Foreign fund managers plan to double their investments in renminbi-denominated bonds in the next year, according to a survey that suggests appetite for China’s vast debt market is rising in spite of fears about the country’s financial stability.

Investors polled by Deutsche Bank said they planned to double their allocation in the next year to about 13 per cent of their local currency portfolios, following moves by China this year to open its bond markets — the world’s third-largest behind the US and Japan.

Outstanding onshore bonds are currently worth about $7.5tn, roughly the same as the rest of the entire emerging-market debt universe, analysts have calculated. The US bond markets are worth $35tn and Japan’s $11tn.

China’s opening of its debt market in May allows international investors to buy onshore bonds under the auspices of a so-called agent bank appointed by the government rather than having to seek approval for an investment quota under a set of rules known as QFII.

The changes represented a streamlining of the investment process for foreigners, and a willingness by Beijing to ease tight controls by delegating approval. About 20 banks are agents including HSBC, Standard Chartered and Deutsche Bank.

“Now that access has opened up substantially for offshore investors, we expect foreign participation in China’s domestic bond market to accelerate and for onshore renminbi bonds to be an increasingly important component of major global fixed-income investors’ portfolios,” said Michael Ormaechea, head of Deutsche Bank’s global markets unit in the region.

More than a quarter of survey respondents had already filed for registration or were selecting an agent, while a further 40 per cent were currently looking at the opportunities.

Bankers have been reporting rising interest from fund managers in the relatively high yields on offer in China.

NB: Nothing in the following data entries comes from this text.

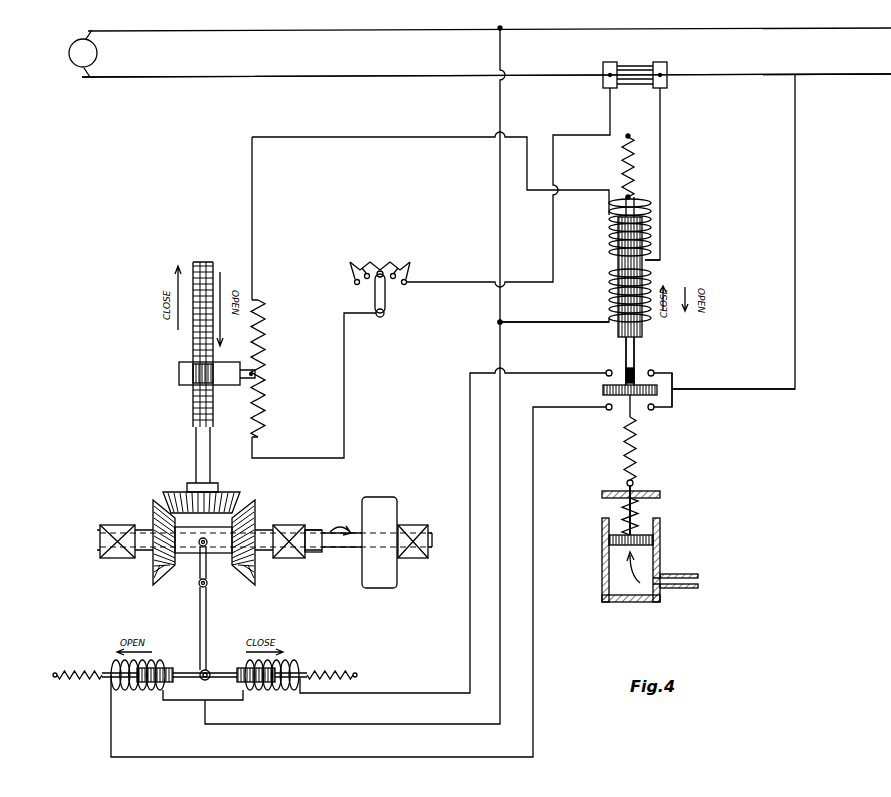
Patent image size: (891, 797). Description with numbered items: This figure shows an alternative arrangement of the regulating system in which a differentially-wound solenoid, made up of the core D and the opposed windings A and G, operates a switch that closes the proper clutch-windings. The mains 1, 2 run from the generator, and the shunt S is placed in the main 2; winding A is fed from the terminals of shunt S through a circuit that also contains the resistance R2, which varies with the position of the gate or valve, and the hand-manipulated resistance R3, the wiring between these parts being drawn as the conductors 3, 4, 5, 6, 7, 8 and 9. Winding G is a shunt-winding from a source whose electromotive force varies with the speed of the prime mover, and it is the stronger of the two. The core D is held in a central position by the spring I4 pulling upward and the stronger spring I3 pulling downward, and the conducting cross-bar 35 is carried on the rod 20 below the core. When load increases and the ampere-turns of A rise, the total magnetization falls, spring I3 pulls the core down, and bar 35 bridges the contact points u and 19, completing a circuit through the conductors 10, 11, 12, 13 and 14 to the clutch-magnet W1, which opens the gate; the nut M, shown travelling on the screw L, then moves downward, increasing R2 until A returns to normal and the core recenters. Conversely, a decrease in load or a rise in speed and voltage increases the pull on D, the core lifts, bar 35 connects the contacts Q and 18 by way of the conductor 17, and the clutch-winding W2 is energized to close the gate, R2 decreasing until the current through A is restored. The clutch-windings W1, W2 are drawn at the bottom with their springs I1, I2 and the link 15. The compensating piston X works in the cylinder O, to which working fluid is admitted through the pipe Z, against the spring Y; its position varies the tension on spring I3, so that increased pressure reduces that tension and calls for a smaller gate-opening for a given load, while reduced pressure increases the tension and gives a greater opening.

The main 1 is at (480, 41).
The main 2 is at (486, 64).
The conductor 3 is at (668, 164).
The conductor 4 is at (580, 190).
The conductor 5 is at (346, 348).
The conductor 6 is at (608, 106).
The conductor 7 is at (497, 102).
The conductor 8 is at (663, 262).
The conductor 9 is at (797, 150).
The conductor 10 is at (542, 373).
The conductor 11 is at (534, 462).
The conductor 12 is at (508, 322).
The conductor 13 is at (520, 323).
The conductor 14 is at (498, 357).
The link and pivot connection 15 is at (204, 702).
The conductor 17 is at (674, 389).
The contact 18 is at (656, 370).
The contact point 19 is at (654, 410).
The plunger rod 20 is at (636, 350).
The conducting cross-bar 35 is at (602, 390).
The shunt S is at (635, 64).
The spring I4 is at (614, 166).
The winding A is at (608, 229).
The core D is at (618, 262).
The shunt-winding G is at (608, 294).
The contact Q is at (607, 370).
The contact point u is at (607, 410).
The spring I3 is at (636, 452).
The spring Y is at (640, 512).
The compensating spring-opposed piston X is at (660, 545).
The cylinder O is at (602, 570).
The pipe Z is at (670, 590).
The nut L is at (186, 385).
The nut M is at (248, 366).
The resistance R2 is at (276, 368).
The hand-manipulated resistance R3 is at (380, 276).
The spring I1 is at (77, 663).
The spring I2 is at (332, 663).
The clutch-magnet W1 is at (177, 691).
The clutch-winding W2 is at (268, 691).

Ten-year Chinese government bonds, for example, currently yield about 2.7 per cent, compared with 1.6 per cent for equivalent US sovereign debt. Japanese and German government bonds offer negative yields.

Now that access has opened up substantially for offshore investors, we expect foreign participation in China’s domestic bond market to accelerate

China’s appeal is also sharpened by the limited links its debt market has with global market moves. Onshore bond indices have shown a correlation of only 0.2 — where 1 would mean they move in tandem — with other emerging market local currency bonds and a link of just 0.13 with US Treasuries, according to a study by Invesco, the fund manager.

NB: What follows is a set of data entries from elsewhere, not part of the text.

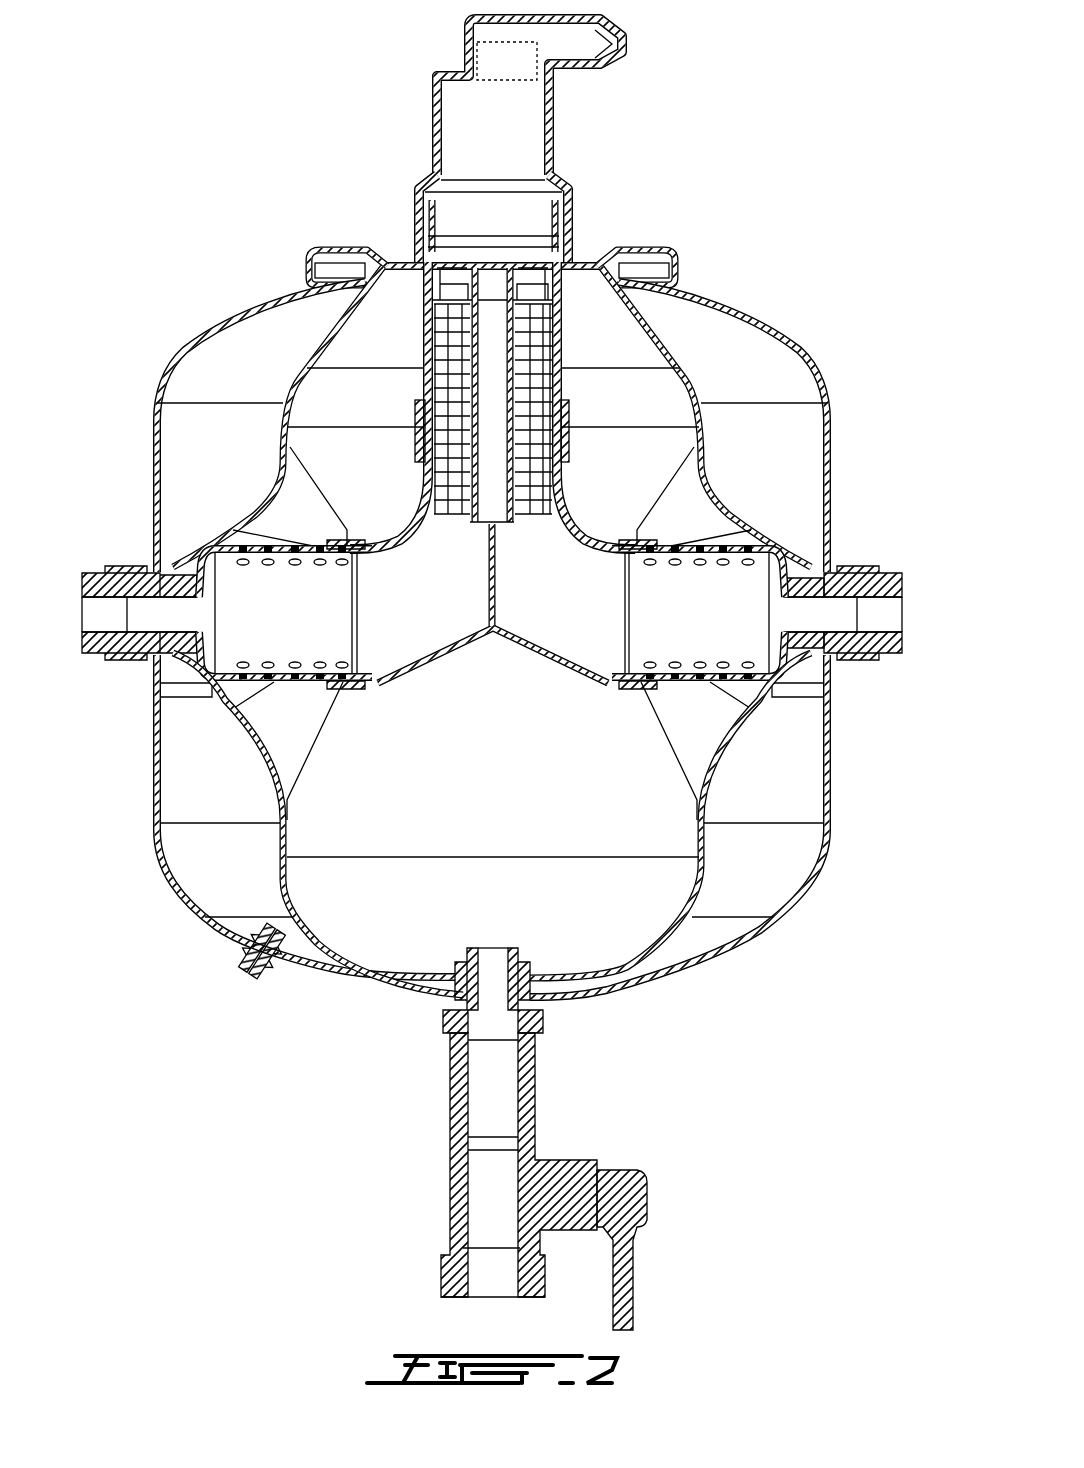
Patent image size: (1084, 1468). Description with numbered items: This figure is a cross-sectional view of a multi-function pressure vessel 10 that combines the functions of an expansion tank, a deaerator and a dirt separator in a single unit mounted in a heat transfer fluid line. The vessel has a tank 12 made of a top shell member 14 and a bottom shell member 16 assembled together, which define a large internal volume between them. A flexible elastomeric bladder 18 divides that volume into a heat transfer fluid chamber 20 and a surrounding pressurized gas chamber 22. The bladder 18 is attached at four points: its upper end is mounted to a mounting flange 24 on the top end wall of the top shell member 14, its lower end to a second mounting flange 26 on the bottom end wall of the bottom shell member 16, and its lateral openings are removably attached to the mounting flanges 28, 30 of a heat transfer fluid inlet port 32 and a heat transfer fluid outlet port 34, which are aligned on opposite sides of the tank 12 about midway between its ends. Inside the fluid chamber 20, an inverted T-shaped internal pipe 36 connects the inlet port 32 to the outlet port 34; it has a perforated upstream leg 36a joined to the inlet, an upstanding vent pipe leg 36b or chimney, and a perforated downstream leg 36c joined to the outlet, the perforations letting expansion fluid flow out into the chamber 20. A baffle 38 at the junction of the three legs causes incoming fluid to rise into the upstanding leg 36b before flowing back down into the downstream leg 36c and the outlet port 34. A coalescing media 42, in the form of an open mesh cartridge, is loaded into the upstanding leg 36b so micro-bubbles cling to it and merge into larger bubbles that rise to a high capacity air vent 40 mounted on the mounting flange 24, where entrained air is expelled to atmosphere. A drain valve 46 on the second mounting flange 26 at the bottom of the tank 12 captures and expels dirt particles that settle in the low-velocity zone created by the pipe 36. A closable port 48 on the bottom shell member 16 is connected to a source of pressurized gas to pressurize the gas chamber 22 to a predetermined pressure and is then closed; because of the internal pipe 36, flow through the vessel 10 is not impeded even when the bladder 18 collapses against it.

The multi-function pressure vessel 10 is at (196, 1022).
The tank 12 is at (806, 903).
The top shell member 14 is at (842, 768).
The bottom shell member 16 is at (838, 441).
The flexible elastomeric bladder 18 is at (710, 840).
The heat transfer fluid chamber 20 is at (600, 910).
The pressurized gas chamber 22 is at (240, 853).
The mounting flange 24 is at (337, 277).
The second mounting flange 26 is at (455, 967).
The mounting flange of inlet port 28 is at (140, 653).
The mounting flange of outlet port 30 is at (850, 573).
The heat transfer fluid inlet port 32 is at (112, 572).
The heat transfer fluid outlet port 34 is at (887, 577).
The internal pipe 36 is at (493, 660).
The upstream leg 36a is at (237, 655).
The upstanding vent pipe leg 36b is at (557, 302).
The downstream leg 36c is at (750, 647).
The baffle 38 is at (495, 572).
The high capacity air vent 40 is at (588, 80).
The coalescing media 42 is at (447, 423).
The drain valve 46 is at (543, 1150).
The closable port 48 is at (276, 982).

One catalyst for faster investment by foreign investors would be the inclusion of China in international bond indices, which would force index tracking funds to buy onshore debt. Four-fifths of those surveyed by Deutsche expect that to happen in the next two years.

However, earlier this year onshore equities were turned down for inclusion in MSCI’s benchmark global equities indices partly because foreign buyers were concerned about their ability to repatriate investments on demand. It’s a worry also raised by bond investors.

The survey also highlighted longstanding concern over the risks of investing in China. Just over 40 per cent of those polled said they were uncomfortable with the stability of the financial system. However, less than a third were worried about the risk of a sharp depreciation in the renminbi — fear of which sent global markets into a tailspin in January.